I am having trouble with my new installation AC_51 1239 controller in a honda civic (2400 lbs). 
I am using the spy glass for programming. I am able to set throttle max deadband, ARN (.1) etc. I step on it and it slowly climbs in battery amps to about 150 amps It is a 500 amp controller (drive current limit is at 100%)
shouldn't I see higher battery amps than that? Seems like it is in cutback or something. 
Is this too basic a question? 
I am emailing HPEVS and my dealer on this also.
-Mike


----------



## Tesseract (Sep 27, 2008)

zapyourrideguy said:


> ...I step on it and it slowly climbs in battery amps to about 150 amps It is a 500 amp controller (drive current limit is at 100%)...


Battery current is a proxy for power and the power a vehicle requires is proportional to its speed. This is just basic physics, after all.

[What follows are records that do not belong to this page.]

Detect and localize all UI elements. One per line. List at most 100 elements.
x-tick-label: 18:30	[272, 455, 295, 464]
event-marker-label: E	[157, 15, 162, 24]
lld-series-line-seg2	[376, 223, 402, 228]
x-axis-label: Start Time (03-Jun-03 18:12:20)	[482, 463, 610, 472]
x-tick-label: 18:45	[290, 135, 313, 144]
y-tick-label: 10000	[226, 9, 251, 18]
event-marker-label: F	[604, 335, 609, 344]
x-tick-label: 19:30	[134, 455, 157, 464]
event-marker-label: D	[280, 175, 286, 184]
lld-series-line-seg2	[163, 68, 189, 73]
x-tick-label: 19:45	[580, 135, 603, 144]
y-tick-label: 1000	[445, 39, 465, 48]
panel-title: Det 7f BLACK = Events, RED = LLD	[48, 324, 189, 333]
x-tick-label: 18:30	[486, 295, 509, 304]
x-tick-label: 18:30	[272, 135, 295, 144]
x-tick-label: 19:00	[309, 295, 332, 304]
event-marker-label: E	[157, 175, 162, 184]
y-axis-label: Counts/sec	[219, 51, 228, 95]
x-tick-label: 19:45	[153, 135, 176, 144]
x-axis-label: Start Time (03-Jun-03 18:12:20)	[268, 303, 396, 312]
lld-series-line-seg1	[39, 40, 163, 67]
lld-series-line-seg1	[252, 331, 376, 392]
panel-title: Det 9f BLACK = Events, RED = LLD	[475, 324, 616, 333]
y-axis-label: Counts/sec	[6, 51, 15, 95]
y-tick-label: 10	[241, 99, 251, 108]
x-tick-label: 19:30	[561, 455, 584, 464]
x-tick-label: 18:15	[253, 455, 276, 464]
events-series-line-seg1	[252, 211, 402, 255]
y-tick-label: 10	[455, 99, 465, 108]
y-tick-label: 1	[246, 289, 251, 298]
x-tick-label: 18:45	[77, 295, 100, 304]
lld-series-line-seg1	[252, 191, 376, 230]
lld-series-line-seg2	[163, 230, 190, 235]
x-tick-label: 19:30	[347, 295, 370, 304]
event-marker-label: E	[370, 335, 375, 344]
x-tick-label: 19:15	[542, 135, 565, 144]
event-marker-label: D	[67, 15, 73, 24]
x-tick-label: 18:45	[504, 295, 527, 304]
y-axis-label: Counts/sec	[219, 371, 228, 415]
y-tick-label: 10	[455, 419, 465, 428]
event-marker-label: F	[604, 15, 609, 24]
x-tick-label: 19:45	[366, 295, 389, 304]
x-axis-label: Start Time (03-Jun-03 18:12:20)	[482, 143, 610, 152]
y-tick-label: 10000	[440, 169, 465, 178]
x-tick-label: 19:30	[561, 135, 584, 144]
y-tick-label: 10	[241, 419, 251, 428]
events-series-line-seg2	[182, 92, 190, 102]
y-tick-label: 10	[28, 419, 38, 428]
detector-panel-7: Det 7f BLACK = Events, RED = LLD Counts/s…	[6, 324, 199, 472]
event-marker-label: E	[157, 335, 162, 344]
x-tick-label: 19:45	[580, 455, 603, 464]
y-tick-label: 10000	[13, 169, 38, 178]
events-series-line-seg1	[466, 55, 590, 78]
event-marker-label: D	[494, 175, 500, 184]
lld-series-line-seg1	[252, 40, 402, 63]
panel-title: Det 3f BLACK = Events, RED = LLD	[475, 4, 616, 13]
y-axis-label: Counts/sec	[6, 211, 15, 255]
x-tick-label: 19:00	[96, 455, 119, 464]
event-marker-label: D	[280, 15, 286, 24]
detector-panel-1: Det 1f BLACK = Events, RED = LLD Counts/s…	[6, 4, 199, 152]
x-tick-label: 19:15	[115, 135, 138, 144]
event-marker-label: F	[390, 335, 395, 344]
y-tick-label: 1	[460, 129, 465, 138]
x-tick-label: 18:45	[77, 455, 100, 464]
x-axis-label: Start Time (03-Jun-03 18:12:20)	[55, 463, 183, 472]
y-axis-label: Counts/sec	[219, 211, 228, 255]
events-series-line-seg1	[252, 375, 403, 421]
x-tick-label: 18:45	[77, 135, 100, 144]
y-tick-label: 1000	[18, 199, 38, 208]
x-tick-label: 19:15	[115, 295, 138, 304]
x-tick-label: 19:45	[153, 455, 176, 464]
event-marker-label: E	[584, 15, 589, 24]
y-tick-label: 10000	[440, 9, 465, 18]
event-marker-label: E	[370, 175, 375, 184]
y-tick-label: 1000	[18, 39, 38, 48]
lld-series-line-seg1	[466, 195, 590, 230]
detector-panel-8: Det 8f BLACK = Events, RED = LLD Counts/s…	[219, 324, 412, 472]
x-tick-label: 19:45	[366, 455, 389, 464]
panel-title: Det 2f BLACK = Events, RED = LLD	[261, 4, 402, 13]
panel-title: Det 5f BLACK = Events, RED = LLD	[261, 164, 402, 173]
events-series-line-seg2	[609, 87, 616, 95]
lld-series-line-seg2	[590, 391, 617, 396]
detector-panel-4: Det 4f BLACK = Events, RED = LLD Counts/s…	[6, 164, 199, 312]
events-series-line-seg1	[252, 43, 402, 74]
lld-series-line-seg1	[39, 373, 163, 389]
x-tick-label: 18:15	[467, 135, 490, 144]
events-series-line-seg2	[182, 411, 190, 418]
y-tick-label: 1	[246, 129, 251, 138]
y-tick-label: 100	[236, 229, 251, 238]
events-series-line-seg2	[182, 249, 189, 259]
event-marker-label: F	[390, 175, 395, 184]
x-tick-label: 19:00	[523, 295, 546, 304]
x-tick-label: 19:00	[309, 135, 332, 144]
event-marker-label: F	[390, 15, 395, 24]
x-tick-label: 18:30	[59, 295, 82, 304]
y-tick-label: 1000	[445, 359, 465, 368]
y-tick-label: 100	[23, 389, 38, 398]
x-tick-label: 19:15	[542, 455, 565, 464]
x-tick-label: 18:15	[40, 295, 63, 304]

Also, the 500A limit for the controller refers to the output (phase) current, not the battery current (which in a 3ph AC controller could be higher than the current in any one phase).


----------



## evmetro (Apr 9, 2012)

When you "step on it", is this actually driving, or is this in neutral with the car stopped?


----------



## zapyourrideguy (Oct 25, 2012)

That is with car driving. So what would be normal battery current draw for this controller at full acceleration for example?
Thanks


----------



## dougingraham (Jul 26, 2011)

While accelerating hard you should see it get close to the 500 amp limit, in third, fourth and fifth gear. Usually you can't get close in 1st gear because of the torque amplification in the transmission. And in second gear you might pass through the peak so quickly that you never see it. Take a look at the battery amps on the HPEVS dyno plot for that motor/controller combo.

AC-51 & 1239 controller

The peak battery current occurs between 4500 and 5500 rpm. You wont see battery currents that high outside of that range. Also, you should always question your instrumentation and measurement technique as it is easy to have problems and often difficult to tell what is correct.

Another reason for not reaching the current limits would be if the controller does not have adequate cooling. Those controllers are pretty good at protecting themselves from an over temp situation.


----------



## zapyourrideguy (Oct 25, 2012)

*Re: 1239 AC-51 corrected*

Yay it works and works really good.
I followed the schematics but I wasn't looking at the correct version which has wire # notes along with the schematic for the throttle and brake input.
I was supplying my brake transducer and hall effect with 12 instead of 5 volts . Brian at thunderstruck pointed me in the right direction and tech support at HPEVS. I had rough starts with my 2 wire throttle but once I got the hall effect back in everything is smooth. BIG OL' EV GRIN!


----------



## onegreenev (May 18, 2012)

*Re: 1239 AC-51 corrected*

pictures of your ride?


----------